Dans son édition 2009, le palmarès international des universités du Times Higher-Qs vient d’être rendu public.
Ce palmarès est établi à partir de six critères : recommandations académiques des pairs, recommandations des employeurs, ratio étudiant par enseignant, nombre de publications de recherche par enseignant, et enfin, pourcentages d’étudiants et d’enseignants étrangers.
Dans les 100 premières universités on trouve 8 australiennes, 19 britanniques, 4 allemandes, 6 japonaises, 4 hollandaises, 2 chinoises et 2 françaises (ENS et Polytechnique).

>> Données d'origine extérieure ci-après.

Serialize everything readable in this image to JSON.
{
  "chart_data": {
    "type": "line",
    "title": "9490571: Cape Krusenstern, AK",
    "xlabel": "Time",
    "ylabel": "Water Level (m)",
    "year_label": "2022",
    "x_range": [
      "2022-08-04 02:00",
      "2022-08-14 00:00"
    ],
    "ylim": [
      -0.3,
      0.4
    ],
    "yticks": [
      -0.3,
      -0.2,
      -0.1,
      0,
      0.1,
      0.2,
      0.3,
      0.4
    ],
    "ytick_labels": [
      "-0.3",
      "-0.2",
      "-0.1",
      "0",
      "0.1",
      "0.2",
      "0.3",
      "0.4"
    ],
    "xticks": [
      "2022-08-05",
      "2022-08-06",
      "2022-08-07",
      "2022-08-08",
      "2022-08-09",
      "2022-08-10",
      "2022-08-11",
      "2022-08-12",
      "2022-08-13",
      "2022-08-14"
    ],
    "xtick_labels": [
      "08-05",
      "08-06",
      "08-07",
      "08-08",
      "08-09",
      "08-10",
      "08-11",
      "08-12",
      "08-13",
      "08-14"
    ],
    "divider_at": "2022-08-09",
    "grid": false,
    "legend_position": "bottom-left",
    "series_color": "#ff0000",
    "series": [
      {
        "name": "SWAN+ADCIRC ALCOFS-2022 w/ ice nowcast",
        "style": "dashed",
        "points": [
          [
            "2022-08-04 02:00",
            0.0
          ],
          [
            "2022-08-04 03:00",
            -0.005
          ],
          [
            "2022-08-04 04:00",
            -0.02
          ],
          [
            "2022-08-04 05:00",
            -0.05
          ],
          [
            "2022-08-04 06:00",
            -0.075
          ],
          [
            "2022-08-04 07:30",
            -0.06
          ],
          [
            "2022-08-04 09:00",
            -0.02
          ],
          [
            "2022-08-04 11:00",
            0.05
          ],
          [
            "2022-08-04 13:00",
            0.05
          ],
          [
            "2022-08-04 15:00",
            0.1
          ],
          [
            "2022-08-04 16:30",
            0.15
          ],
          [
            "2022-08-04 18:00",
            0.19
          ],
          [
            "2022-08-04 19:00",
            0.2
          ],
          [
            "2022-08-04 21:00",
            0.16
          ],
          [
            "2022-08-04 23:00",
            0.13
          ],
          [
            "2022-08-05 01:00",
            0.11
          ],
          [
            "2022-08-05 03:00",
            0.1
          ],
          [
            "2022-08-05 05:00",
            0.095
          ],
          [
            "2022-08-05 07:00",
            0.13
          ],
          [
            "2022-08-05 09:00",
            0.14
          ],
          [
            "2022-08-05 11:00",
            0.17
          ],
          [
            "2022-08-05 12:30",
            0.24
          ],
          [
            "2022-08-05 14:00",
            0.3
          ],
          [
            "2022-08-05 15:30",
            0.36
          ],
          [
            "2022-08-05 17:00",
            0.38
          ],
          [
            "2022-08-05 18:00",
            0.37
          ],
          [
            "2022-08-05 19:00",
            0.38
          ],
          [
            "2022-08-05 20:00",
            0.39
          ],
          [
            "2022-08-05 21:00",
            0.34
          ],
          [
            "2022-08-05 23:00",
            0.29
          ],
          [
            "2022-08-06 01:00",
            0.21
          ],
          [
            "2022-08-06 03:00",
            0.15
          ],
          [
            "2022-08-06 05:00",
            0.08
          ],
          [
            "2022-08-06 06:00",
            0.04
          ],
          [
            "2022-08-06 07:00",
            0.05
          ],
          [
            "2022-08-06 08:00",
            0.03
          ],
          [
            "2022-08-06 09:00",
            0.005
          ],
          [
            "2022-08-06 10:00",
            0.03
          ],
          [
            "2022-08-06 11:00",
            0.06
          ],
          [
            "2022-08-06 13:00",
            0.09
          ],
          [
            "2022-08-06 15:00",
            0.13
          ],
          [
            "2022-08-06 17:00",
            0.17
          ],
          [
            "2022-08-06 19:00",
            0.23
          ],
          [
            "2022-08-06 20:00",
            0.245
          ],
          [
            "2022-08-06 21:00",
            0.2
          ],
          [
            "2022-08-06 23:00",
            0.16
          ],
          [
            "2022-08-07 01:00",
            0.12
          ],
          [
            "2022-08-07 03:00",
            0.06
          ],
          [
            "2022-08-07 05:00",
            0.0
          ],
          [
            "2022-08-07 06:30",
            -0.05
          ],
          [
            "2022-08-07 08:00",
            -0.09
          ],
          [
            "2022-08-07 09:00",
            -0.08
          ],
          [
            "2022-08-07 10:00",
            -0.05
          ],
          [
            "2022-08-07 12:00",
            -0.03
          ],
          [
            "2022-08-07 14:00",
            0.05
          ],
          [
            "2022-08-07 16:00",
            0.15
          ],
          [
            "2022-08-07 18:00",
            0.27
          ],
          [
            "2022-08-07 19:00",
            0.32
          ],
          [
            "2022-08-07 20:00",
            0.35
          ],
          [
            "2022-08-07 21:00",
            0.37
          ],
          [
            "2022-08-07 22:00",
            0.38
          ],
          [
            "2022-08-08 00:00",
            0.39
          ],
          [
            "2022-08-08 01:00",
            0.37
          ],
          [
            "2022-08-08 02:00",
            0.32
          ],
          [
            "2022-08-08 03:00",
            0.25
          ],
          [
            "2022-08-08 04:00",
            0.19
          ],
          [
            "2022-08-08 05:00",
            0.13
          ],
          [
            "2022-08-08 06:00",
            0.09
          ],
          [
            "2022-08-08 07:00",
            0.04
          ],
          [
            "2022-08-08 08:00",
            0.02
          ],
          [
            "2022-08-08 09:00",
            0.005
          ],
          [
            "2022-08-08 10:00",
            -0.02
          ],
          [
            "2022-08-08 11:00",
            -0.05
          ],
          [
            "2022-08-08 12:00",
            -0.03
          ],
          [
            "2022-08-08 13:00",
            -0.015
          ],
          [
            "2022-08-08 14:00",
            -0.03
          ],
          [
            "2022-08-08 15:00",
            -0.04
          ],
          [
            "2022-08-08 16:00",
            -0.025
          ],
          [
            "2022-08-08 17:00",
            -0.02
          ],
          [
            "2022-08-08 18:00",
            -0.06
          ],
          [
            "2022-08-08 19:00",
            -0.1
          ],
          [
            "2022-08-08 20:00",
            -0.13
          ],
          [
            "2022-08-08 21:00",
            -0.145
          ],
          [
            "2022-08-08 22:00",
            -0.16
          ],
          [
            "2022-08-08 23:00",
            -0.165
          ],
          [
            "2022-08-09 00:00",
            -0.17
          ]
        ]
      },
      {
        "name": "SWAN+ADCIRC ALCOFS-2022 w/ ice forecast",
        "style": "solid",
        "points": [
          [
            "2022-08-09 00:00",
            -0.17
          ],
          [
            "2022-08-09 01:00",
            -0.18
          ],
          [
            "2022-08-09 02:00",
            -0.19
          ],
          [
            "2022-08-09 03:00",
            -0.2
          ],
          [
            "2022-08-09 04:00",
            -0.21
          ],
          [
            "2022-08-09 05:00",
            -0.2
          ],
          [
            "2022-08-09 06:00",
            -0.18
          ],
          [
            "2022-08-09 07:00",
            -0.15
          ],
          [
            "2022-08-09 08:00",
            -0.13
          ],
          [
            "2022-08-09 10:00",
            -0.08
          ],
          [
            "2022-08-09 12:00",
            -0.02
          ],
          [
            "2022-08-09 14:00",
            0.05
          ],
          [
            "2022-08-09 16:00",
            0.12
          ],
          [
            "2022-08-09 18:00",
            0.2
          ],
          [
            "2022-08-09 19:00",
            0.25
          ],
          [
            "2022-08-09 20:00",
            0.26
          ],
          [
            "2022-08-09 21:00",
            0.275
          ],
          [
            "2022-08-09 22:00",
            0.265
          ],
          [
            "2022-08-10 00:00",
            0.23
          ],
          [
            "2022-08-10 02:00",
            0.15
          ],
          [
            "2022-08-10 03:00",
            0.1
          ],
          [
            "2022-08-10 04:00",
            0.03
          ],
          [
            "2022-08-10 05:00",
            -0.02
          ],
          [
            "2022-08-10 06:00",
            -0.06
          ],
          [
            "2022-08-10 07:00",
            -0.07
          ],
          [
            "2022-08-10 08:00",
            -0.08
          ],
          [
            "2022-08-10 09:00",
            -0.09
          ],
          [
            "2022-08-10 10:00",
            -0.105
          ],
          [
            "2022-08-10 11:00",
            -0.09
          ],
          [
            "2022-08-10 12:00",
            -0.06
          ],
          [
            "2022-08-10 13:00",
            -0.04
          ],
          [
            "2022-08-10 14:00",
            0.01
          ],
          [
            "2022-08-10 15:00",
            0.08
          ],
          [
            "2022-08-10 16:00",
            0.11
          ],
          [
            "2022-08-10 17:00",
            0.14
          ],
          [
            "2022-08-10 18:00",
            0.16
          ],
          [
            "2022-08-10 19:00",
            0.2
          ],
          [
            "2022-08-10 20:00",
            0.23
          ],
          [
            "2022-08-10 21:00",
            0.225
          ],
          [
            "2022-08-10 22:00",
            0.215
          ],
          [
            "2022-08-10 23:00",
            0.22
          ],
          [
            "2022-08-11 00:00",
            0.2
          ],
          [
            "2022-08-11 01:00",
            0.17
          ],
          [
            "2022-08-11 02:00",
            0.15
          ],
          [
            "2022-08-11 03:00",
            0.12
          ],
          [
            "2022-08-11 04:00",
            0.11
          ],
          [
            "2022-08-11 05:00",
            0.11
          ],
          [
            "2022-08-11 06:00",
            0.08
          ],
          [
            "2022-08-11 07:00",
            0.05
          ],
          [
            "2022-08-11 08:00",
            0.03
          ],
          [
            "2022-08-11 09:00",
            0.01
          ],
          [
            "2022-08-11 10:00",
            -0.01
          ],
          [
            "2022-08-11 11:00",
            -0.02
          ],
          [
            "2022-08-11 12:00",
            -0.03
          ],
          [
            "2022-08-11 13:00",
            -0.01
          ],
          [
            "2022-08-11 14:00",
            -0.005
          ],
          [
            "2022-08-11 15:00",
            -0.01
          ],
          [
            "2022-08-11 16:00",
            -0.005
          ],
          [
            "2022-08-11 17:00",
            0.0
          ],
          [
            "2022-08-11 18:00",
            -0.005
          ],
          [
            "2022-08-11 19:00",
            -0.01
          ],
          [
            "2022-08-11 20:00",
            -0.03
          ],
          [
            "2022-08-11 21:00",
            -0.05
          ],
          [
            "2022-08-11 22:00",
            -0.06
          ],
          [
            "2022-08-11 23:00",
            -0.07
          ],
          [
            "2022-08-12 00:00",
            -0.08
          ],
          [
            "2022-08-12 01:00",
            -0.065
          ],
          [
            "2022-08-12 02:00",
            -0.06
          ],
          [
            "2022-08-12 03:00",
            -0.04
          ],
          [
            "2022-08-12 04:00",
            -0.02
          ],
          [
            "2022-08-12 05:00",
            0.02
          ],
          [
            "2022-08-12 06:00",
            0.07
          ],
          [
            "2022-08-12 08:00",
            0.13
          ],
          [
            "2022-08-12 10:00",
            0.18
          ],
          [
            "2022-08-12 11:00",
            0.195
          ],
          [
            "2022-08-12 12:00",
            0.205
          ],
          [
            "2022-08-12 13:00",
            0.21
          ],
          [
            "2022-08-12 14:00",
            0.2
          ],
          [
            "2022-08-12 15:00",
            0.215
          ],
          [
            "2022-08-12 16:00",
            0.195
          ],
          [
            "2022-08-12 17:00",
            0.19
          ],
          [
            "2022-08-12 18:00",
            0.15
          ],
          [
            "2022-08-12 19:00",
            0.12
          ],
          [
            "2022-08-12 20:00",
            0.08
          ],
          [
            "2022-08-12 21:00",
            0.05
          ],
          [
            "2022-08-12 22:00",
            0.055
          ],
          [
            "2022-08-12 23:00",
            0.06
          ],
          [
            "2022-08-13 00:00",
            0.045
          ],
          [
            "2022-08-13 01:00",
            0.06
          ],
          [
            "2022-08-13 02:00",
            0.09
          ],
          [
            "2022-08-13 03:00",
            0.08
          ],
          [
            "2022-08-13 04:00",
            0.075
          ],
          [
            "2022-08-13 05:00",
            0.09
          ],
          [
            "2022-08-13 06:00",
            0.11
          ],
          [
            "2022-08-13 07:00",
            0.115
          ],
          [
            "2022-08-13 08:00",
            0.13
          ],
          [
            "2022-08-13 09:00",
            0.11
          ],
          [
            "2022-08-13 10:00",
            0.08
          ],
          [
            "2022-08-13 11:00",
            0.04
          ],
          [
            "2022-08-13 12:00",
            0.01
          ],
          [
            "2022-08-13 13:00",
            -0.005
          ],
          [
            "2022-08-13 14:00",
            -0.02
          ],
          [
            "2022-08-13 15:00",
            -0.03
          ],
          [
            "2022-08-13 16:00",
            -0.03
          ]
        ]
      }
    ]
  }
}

Mais on trouve surtout 32 universités américaines dans ce classement couronné encore une fois par la prestigieuse Harvard.
Dans les 400 universités du palmarès, on trouve pour la région Moyen Orient: 4 israéliennes (Rangs 102, 114, 132, 323), 2 Saoudiennes ( 247, 266), 1 libanaise (351) et une émiratie ( 374).
Pour rappel, l’édition 2009 des Prix Nobel a distingué 13 lauréats: 9 sont américains, 1 allemande, 1 chinois, 1 israélien et 1 britannique.




Nos universités sont plus préoccupées par la sécurité que la recherche et l’enseignement !
les profs ne sont pas évalués sur leurs productions scientifiques !
Il n’ y’ a pas de secrets . C’est évident . C’est une question de doctrine . Avons-nous en une ? Je ne sais pas . Par doctrine , j’entends un planning à long terme , une projection sur 15-20 ans .
Ce que nous sommes , ce que nous avons et ce que nous voulons être et avoir , dans 15-20 ans . Nous importons l’essentiel de ce que nous consommons , pourquoi ne pas importer , le savoir faire des pays qui se sont distingués par la vitesse avec laquelle ils ont quitté le sous – déveleppoment et se sont imposés à la face du reste du monde :exemple , la Corée du sud , la Malysie , la chine etc.. etc
Ces peuples ne sont pas plus riches , ou plus stables ou plus intelligents que nous .C’est une question de volonté , de persévérance et d’acharnement contre ces fléaux qui paralysent l’avance d’un pays vers plus de progrès , plus de richesse , plus de liberté , plus de culture….et plus de découvertes et d’inventions .
Un diagnostic s’impose à tous les niveaux de l’enseignement au Maroc .
Ce qui a été fait jusqu’ici a démontré qu’il y’a eu erreurs quelque part à un moment donné de notre histoire récente .
Rien n’est perdu , tout est encore possible .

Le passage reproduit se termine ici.